Banyak dari karya ini ditempatkan dengan tenang di perpustakaan cabang, taman, dan bangunan sipil yang menggambarkan keluarga, komunitas, identitas, dan hubungan antargenerasi. Mereka mengingatkan kita bahwa perempuan, terutama ibu, selalu menjadi pusat kelanjutan budaya.
Seni dan pendanaan budaya adalah tanggung jawab kewargaan, dan seni publik adalah bagaimana kota-kota mengingat. Ini adalah bagaimana kita menghormati orang-orang yang membangunnya, bagaimana kita mengakui komunitas yang terpinggirkan, dan bagaimana kita membayangkan masa depan bersama.

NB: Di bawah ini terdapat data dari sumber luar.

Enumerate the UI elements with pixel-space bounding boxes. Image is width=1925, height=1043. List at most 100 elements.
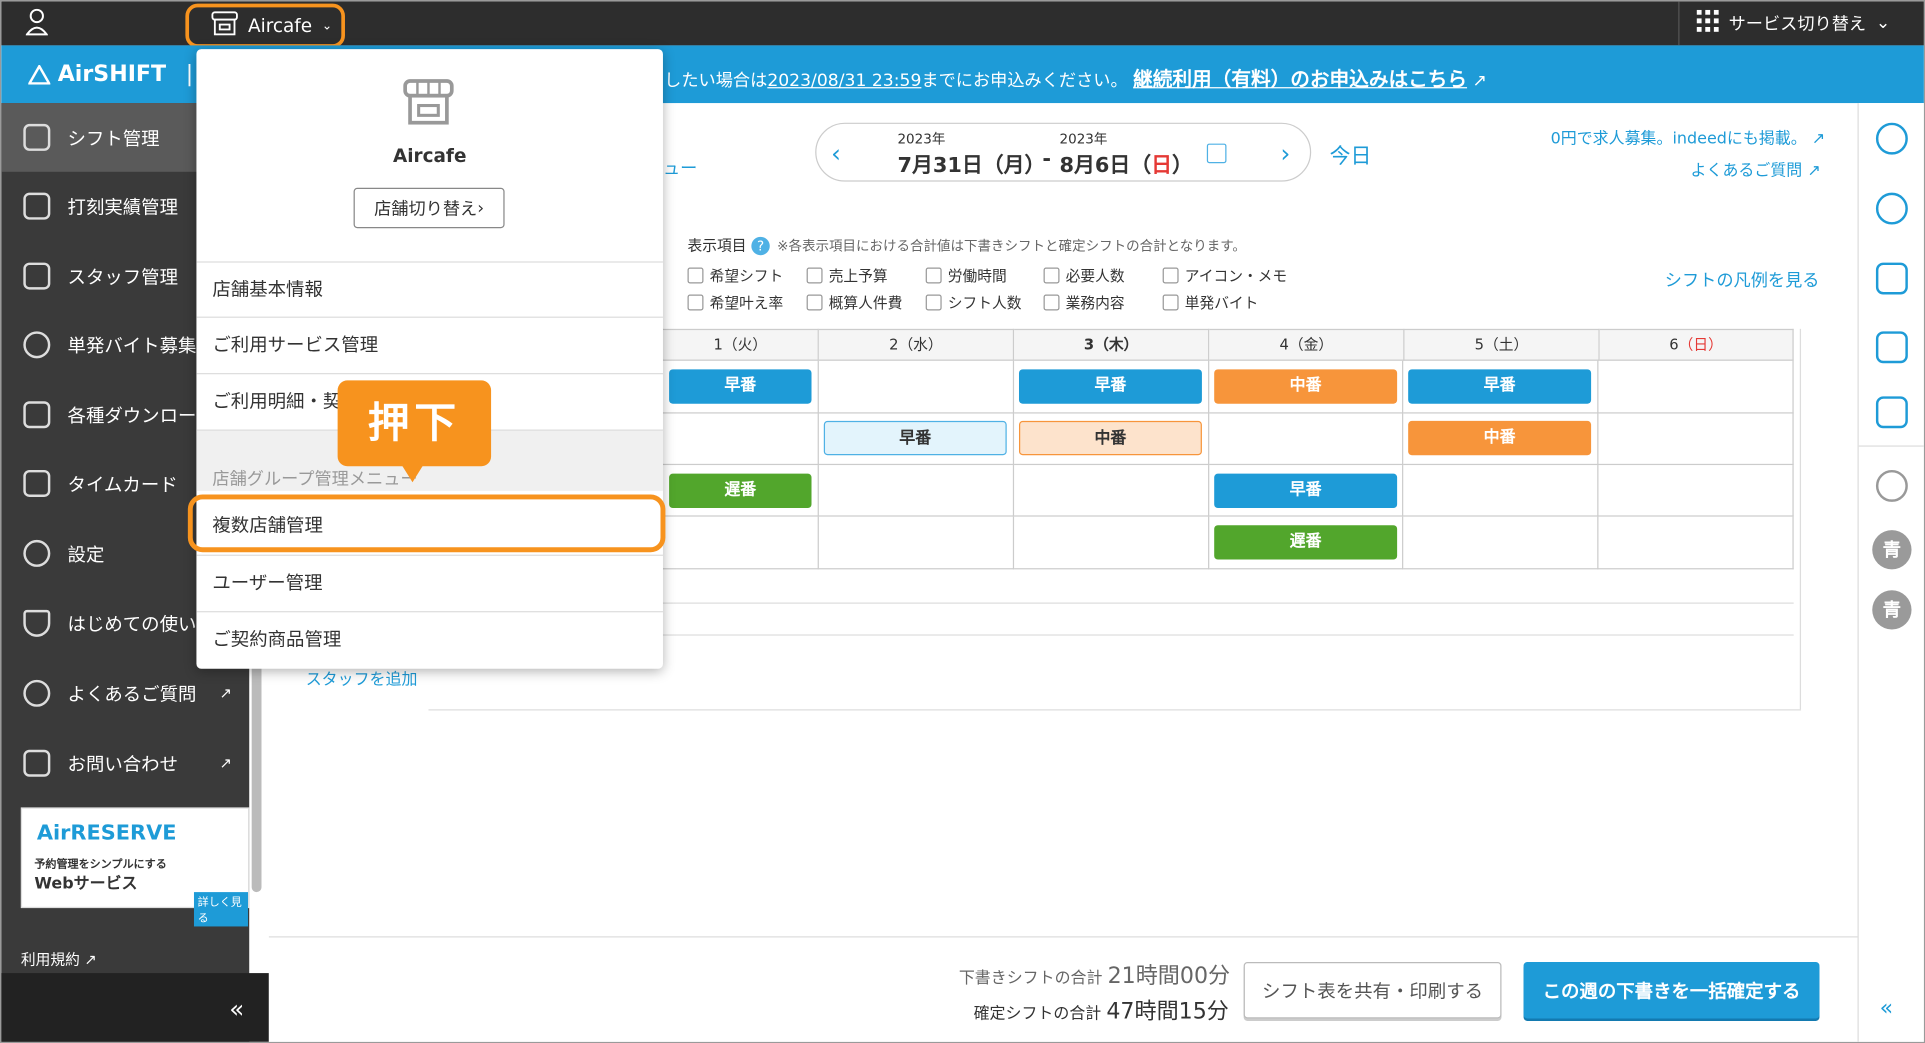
shift-chip[interactable]: 早番 bbox=[1018, 369, 1202, 404]
option-hope-shift[interactable]: 希望シフト bbox=[687, 265, 783, 286]
store-switch-button[interactable]: 店舗切り替え › bbox=[353, 187, 505, 229]
calendar-icon[interactable] bbox=[1206, 143, 1227, 164]
add-user-icon[interactable] bbox=[1875, 192, 1908, 225]
shift-check-icon[interactable] bbox=[1875, 262, 1908, 295]
option-label: アイコン・メモ bbox=[1184, 267, 1288, 285]
airreserve-banner[interactable]: AirRESERVE 予約管理をシンプルにする Webサービス 詳しく見る bbox=[20, 807, 250, 927]
option-labor-cost[interactable]: 概算人件費 bbox=[806, 292, 902, 313]
share-print-button[interactable]: シフト表を共有・印刷する bbox=[1243, 962, 1502, 1019]
end-date-main: 8月6日（ bbox=[1059, 153, 1152, 178]
option-work-hours[interactable]: 労働時間 bbox=[925, 265, 1007, 286]
store-selector-button[interactable]: Aircafe ⌄ bbox=[185, 3, 345, 48]
grid-cell[interactable] bbox=[1598, 465, 1794, 517]
bulk-confirm-button[interactable]: この週の下書きを一括確定する bbox=[1523, 962, 1820, 1019]
option-icon-memo[interactable]: アイコン・メモ bbox=[1162, 265, 1288, 286]
shift-chip[interactable]: 中番 bbox=[1214, 369, 1398, 404]
account-icon[interactable] bbox=[25, 8, 49, 36]
draft-shift-chip[interactable]: 中番 bbox=[1018, 420, 1202, 456]
terms-label: 利用規約 bbox=[20, 951, 80, 969]
chevron-down-icon: ⌄ bbox=[1875, 13, 1891, 34]
info-icon[interactable] bbox=[1875, 122, 1908, 155]
day-number: 4 bbox=[1279, 336, 1289, 354]
checkbox[interactable] bbox=[1043, 294, 1060, 311]
logo-text: AirSHIFT bbox=[57, 61, 167, 88]
gear-icon bbox=[23, 539, 51, 567]
grid-cell[interactable] bbox=[1598, 413, 1794, 466]
double-chevron-left-icon[interactable]: « bbox=[1880, 995, 1894, 1021]
help-icon[interactable]: ? bbox=[751, 236, 770, 256]
shift-chip[interactable]: 遅番 bbox=[1214, 525, 1398, 560]
menu-item-user-management[interactable]: ユーザー管理 bbox=[196, 554, 663, 610]
grid-cell[interactable] bbox=[1014, 516, 1210, 570]
airshift-logo[interactable]: AirSHIFT | bbox=[28, 61, 193, 87]
checkbox[interactable] bbox=[687, 267, 704, 284]
grid-cell[interactable] bbox=[1014, 465, 1210, 517]
menu-item-contract-products[interactable]: ご契約商品管理 bbox=[196, 611, 663, 666]
display-options-title: 表示項目? ※各表示項目における合計値は下書きシフトと確定シフトの合計となります。 bbox=[688, 234, 1246, 256]
banner-more-link[interactable]: 詳しく見る bbox=[193, 892, 248, 927]
grid-icon bbox=[1696, 9, 1719, 37]
start-date: 7月31日（月） bbox=[897, 153, 1046, 178]
checkbox[interactable] bbox=[1043, 267, 1060, 284]
week-navigator: ‹ 2023年 7月31日（月） - 2023年 8月6日（日） › bbox=[815, 122, 1312, 182]
sidebar-collapse-button[interactable]: « bbox=[1, 973, 269, 1042]
option-shift-count[interactable]: シフト人数 bbox=[925, 292, 1022, 313]
checkbox[interactable] bbox=[687, 294, 704, 311]
sidebar-item-contact[interactable]: お問い合わせ ↗ bbox=[1, 729, 249, 798]
grid-cell[interactable] bbox=[1598, 516, 1794, 570]
shift-request-icon[interactable] bbox=[1875, 331, 1908, 364]
shift-confirm-icon[interactable] bbox=[1875, 396, 1908, 429]
avatar[interactable]: 青 bbox=[1872, 530, 1912, 570]
option-label: シフト人数 bbox=[947, 294, 1022, 312]
checkbox[interactable] bbox=[925, 294, 942, 311]
continue-subscription-link[interactable]: 継続利用（有料）のお申込みはこちら bbox=[1133, 67, 1467, 90]
service-switch-button[interactable]: サービス切り替え ⌄ bbox=[1678, 1, 1924, 46]
grid-cell[interactable] bbox=[818, 360, 1015, 414]
option-required-count[interactable]: 必要人数 bbox=[1043, 265, 1125, 286]
grid-cell[interactable] bbox=[1403, 465, 1599, 517]
checkbox[interactable] bbox=[1162, 267, 1179, 284]
menu-item-store-info[interactable]: 店舗基本情報 bbox=[196, 261, 663, 316]
grid-cell[interactable] bbox=[1403, 516, 1599, 570]
day-header-today: 3（木） bbox=[1014, 328, 1210, 361]
sidebar-item-faq[interactable]: よくあるご質問 ↗ bbox=[1, 659, 249, 728]
grid-cell[interactable] bbox=[1598, 360, 1794, 414]
end-year: 2023年 bbox=[1059, 131, 1108, 148]
draft-shift-chip[interactable]: 早番 bbox=[823, 420, 1007, 456]
add-staff-link[interactable]: スタッフを追加 bbox=[306, 666, 418, 689]
shift-chip[interactable]: 早番 bbox=[1214, 473, 1398, 509]
today-button[interactable]: 今日 bbox=[1330, 139, 1372, 170]
grid-cell[interactable] bbox=[818, 516, 1015, 570]
shift-chip[interactable]: 中番 bbox=[1408, 420, 1592, 456]
option-task[interactable]: 業務内容 bbox=[1043, 292, 1125, 313]
option-sales-budget[interactable]: 売上予算 bbox=[806, 265, 888, 286]
checkbox[interactable] bbox=[806, 267, 823, 284]
shift-legend-link[interactable]: シフトの凡例を見る bbox=[1665, 268, 1820, 293]
chevron-down-icon: ⌄ bbox=[321, 19, 333, 33]
chat-icon[interactable] bbox=[1875, 469, 1908, 502]
grid-cell[interactable] bbox=[662, 413, 819, 466]
menu-item-service-management[interactable]: ご利用サービス管理 bbox=[196, 316, 663, 372]
checkbox[interactable] bbox=[806, 294, 823, 311]
option-hope-rate[interactable]: 希望叶え率 bbox=[687, 292, 783, 313]
checkbox[interactable] bbox=[925, 267, 942, 284]
faq-link[interactable]: よくあるご質問 ↗ bbox=[1691, 157, 1821, 180]
day-weekday: （木） bbox=[1094, 336, 1139, 354]
dropdown-store-name: Aircafe bbox=[392, 144, 467, 167]
grid-cell[interactable] bbox=[662, 516, 819, 570]
grid-cell[interactable] bbox=[818, 465, 1015, 517]
menu-link-partial[interactable]: ュー bbox=[663, 156, 697, 181]
chevron-right-icon[interactable]: › bbox=[1280, 139, 1290, 168]
shift-chip[interactable]: 早番 bbox=[669, 369, 812, 404]
external-link-icon: ↗ bbox=[219, 684, 233, 702]
option-one-off-job[interactable]: 単発バイト bbox=[1162, 292, 1258, 313]
avatar[interactable]: 青 bbox=[1872, 590, 1912, 630]
recruit-link[interactable]: 0円で求人募集。indeedにも掲載。 ↗ bbox=[1551, 125, 1826, 148]
draft-total: 下書きシフトの合計 21時間00分 bbox=[959, 958, 1230, 990]
terms-link[interactable]: 利用規約 ↗ bbox=[21, 949, 97, 970]
chevron-left-icon[interactable]: ‹ bbox=[831, 139, 841, 168]
grid-cell[interactable] bbox=[1209, 413, 1404, 466]
checkbox[interactable] bbox=[1162, 294, 1179, 311]
shift-chip[interactable]: 遅番 bbox=[669, 473, 812, 509]
shift-chip[interactable]: 早番 bbox=[1408, 369, 1592, 404]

Mother’s Day menawarkan sebuah titik kontra, itu adalah pengingat bahwa pengasuhan, kreativitas, dan ingatan budaya tidak dapat dipisahkan. The maternal bukanlah hiasan, itu adalah dasar. Seni adalah salah satu sistem publik yang mengakui dan meningkatkan kebenaran itu.
Di kota perbatasan seperti San Diego dan Tijuana, di mana identitas merupakan lapisan, berpori, dan kompleks, seni berfungsi sebagai jaringan penyambung, seperti gambar-gambar maternal yang menjaga keluarga dan sejarah bersama.
Pada Hari Ibu/Día de las Madres ini, saat kita menghormati wanita yang merawat kita, biologis, simbolis, atau yang dipilih, kita juga harus menghormati infrastruktur budaya yang menyimpan cerita mereka. Koleksi Seni Sipil kota ini sudah mengandung benih pengakuan ini. Yang dibutuhkan sekarang adalah investasi yang bermakna, bukan penelantaran.